The scale of this problem is huge
and a study, ‘Parks and Amenity Spaces of Karachi,’ conducted in the year 2011
by a local NGO, Shehri-Citizens for a Better Environment, throws some light on
this. The study team physically surveyed all the ST Amenity plots in Karachi
and documented their present land use status, comparing it with the original
land use plans. It was found that of a total of 7911 ST Amenity plots, 1955
were partially or fully encroached upon. This means 24 per cent of the ST
Amenity plots have already been encroached on. Types of encroachments included
mosques, apartments, housing and squatter settlements.
All this has
happened while the law relating to ST Amenity plots specifically states that,
‘Regulation 18-4.1, No Amenity Plot reserved for the specific purpose shall be
converted or utilised for any other purpose’ – ‘The Karachi Building & Town
Planning Regulations, 2002.’ Urban green areas have declined as a proportion to
the urban footprint, from 4.6 per cent (27 km2) to 3.7 per cent (30 km2).
Karachi is a
highly fragmented city with the fragmentation cutting across the institutional,
political, religious and socio-economic fabric of the city.

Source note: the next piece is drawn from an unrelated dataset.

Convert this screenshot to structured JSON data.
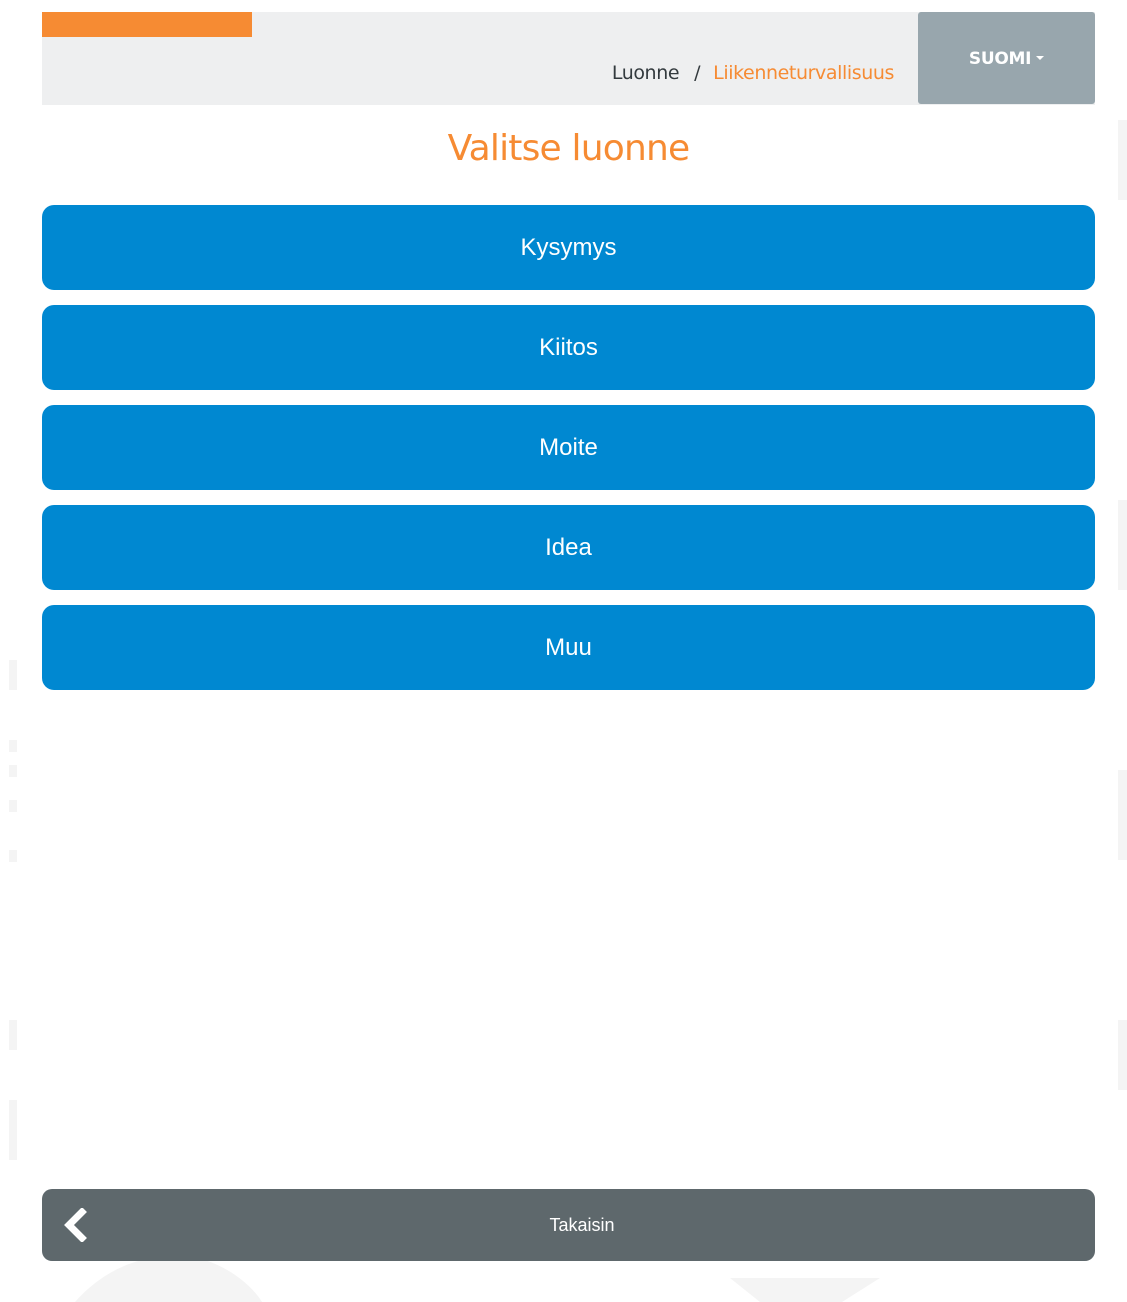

When we deconstruct
processes of transaction of land and services, we find that with the reducing
writ of the state, they have been transferred significantly to the informal
sector that is not regulated.
There is a
parallel economy related with transaction land, access to civic services and
more in the city, running into billions of rupees that is not documented. So
any practice related to land and services provides a mined landscape for our
decision makers. Navigating this landscape to formalise processes, bring back
the rule of law and develop a vision and integrated planning approach would
require a strong show of political will and forging of political consensus
among the key powerbrokers within the city.
In the absence
of this larger vision, we would continue to see more violation of land uses and
encroachment of spaces meant for the public interest.